Data is stored on the RDS under ‘raw data’

Transfer to the HPC for processing

Inflate the compressed files (and can run the md5 checksum to ensure that the transfer was successful)

Then move on to processing using nextflow. A tutorial can be found here:

https://github.com/dgrfs/NFCore_RNASeq_Cardiff_University_Hawk

# lang: sh

tar -xvf 161006_Run35_fastq.tar.gz

Add sequencing run ID to the files

  • for run35 - AH2572BGXY

  • for run36 - AH33YJBGXY

# lang: sh

for file in *.fastq.gz; do
    mv "$file" "${file%.fastq.gz}_AH2572BGXY.fastq.gz"
done

for file in *.fastq.gz; do
    mv "$file" "${file%.fastq.gz}_AH33YJBGXY.fastq.gz"
done

Create samplesheet

# lang: sh
wget https://zenodo.org/records/12790718/files/create_samplesheet.R

mamba activate renv
# requires R environment with tidyverse_2.0.0
R --vanilla < create_samplesheet.R
mamba deactivate
# lang: sh

mkdir ref
cd ref

cat << 'EOF' > get-refs.sh
 #!/bin/bash
 VERSION=108
 wget -L ftp://ftp.ensembl.org/pub/release-$VERSION/fasta/homo_sapiens/dna/Homo_sapiens.GRCh38.dna_sm.primary_assembly.fa.gz
 wget -L ftp://ftp.ensembl.org/pub/release-$VERSION/gtf/homo_sapiens/Homo_sapiens.GRCh38.$VERSION.gtf.gz
EOF

bash get-refs.sh

# back to working directory
cd ..

# get config
wget https://zenodo.org/records/12790718/files/adapted.scw.config

# get params
wget https://zenodo.org/records/12790718/files/params.yaml

# set up screen/tmux to run in background
module load tmux
tmux

# load dependencies
module load singularity-ce/3.11.4
module load nextflow/22.10.6

nextflow run nf-core/rnaseq \
    -r 3.12.0 \
    -params-file params.yaml \
    -profile singularity \
    -c adapted.scw.config \
    --fasta $PWD/ref/Homo_sapiens.GRCh38.dna_sm.primary_assembly.fa.gz \
    --gtf $PWD/ref/Homo_sapiens.GRCh38.108.gtf.gz 
  

MultiQC

MultiQC Report - Run 35 (Opens in new window)

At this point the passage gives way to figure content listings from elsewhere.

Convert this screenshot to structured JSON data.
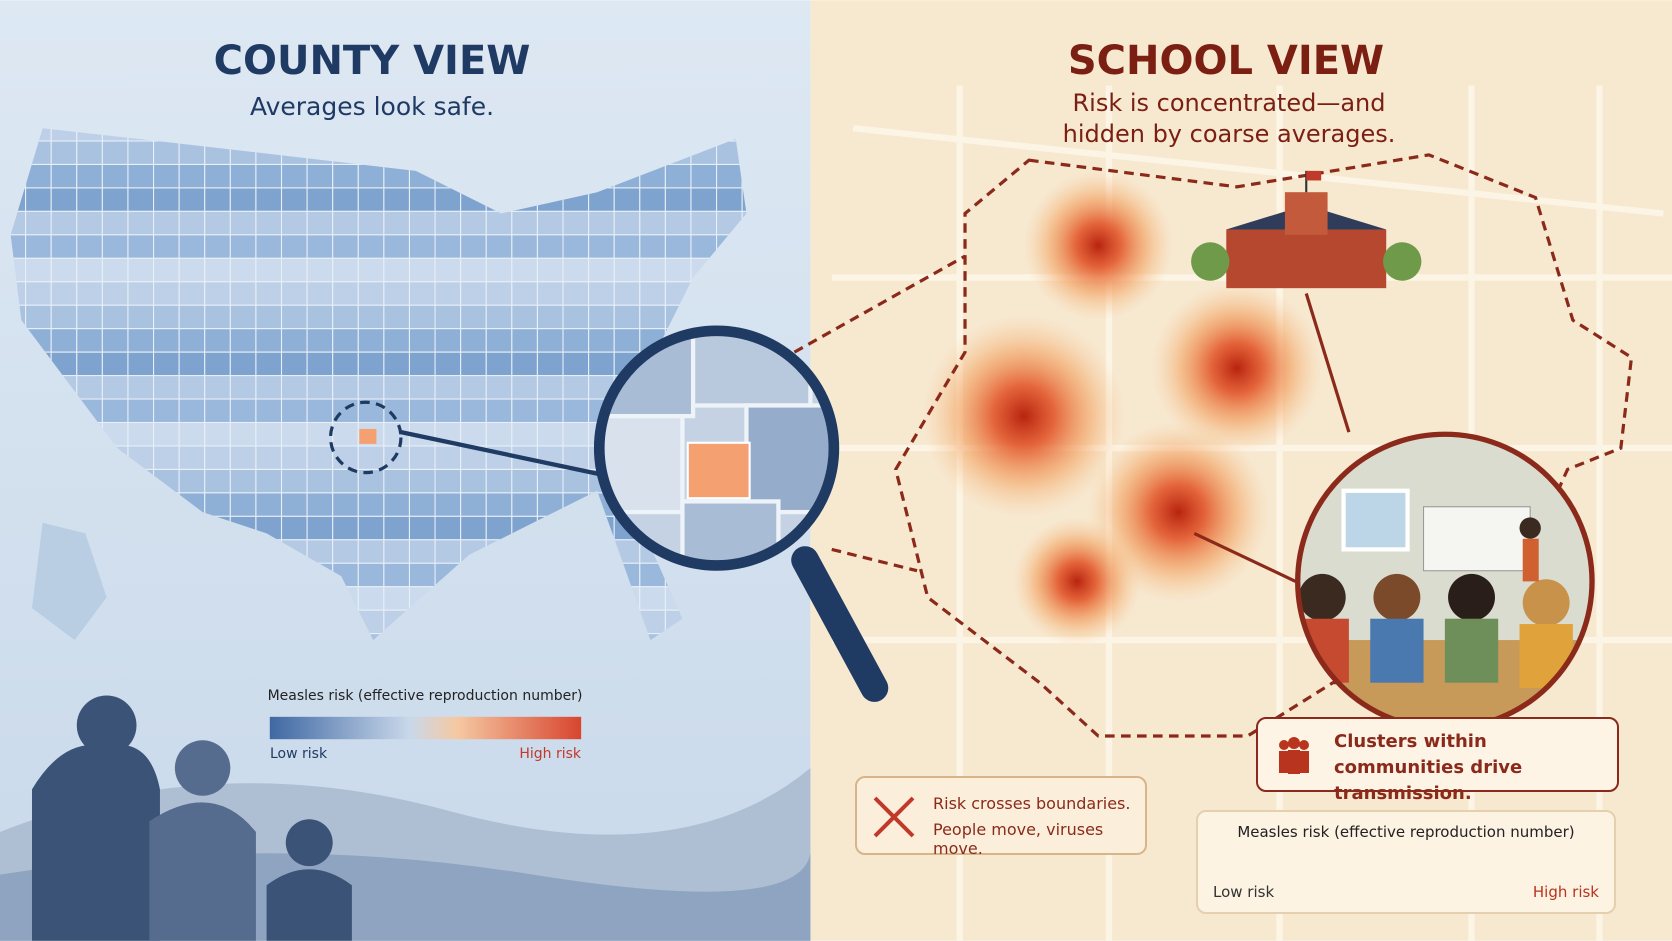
{
  "left": {
    "title": "COUNTY VIEW",
    "subtitle": "Averages look safe.",
    "legend": {
      "title": "Measles risk (effective reproduction number)",
      "low": "Low risk",
      "high": "High risk"
    }
  },
  "right": {
    "title": "SCHOOL VIEW",
    "subtitle": "Risk is concentrated—and hidden by coarse averages.",
    "callouts": [
      {
        "text": "Clusters within communities drive transmission."
      },
      {
        "title": "Risk crosses boundaries.",
        "text": "People move, viruses move."
      }
    ],
    "legend": {
      "title": "Measles risk (effective reproduction number)",
      "low": "Low risk",
      "high": "High risk"
    }
  }
}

MultiQC Report - Run 36 (Opens in new window)

Get subread scripts

mkdir scripts
cd scripts
wget https://zenodo.org/records/12790718/files/slurm_subread.sh
wget https://zenodo.org/records/12790718/files/subread.R

Make sure to change the /path/to/workspace to the actual workspace in the slurm and R file.

Run subread for a count table.

There are many options here in terms of getting a count table. I am most familiar with using RSubread FeatureCounts, applying it manually to the .bam files after the pipeline is finished up to hisat2 alignment. Actually, NF-Core RNASeq runs FeatureCounts, but I just make my own with my own code that I understand and can make sure what reference genome is used. A more streamlined approach would be to use the FeatureCounts that is run by NF-Core, or to use star_salmon alignment.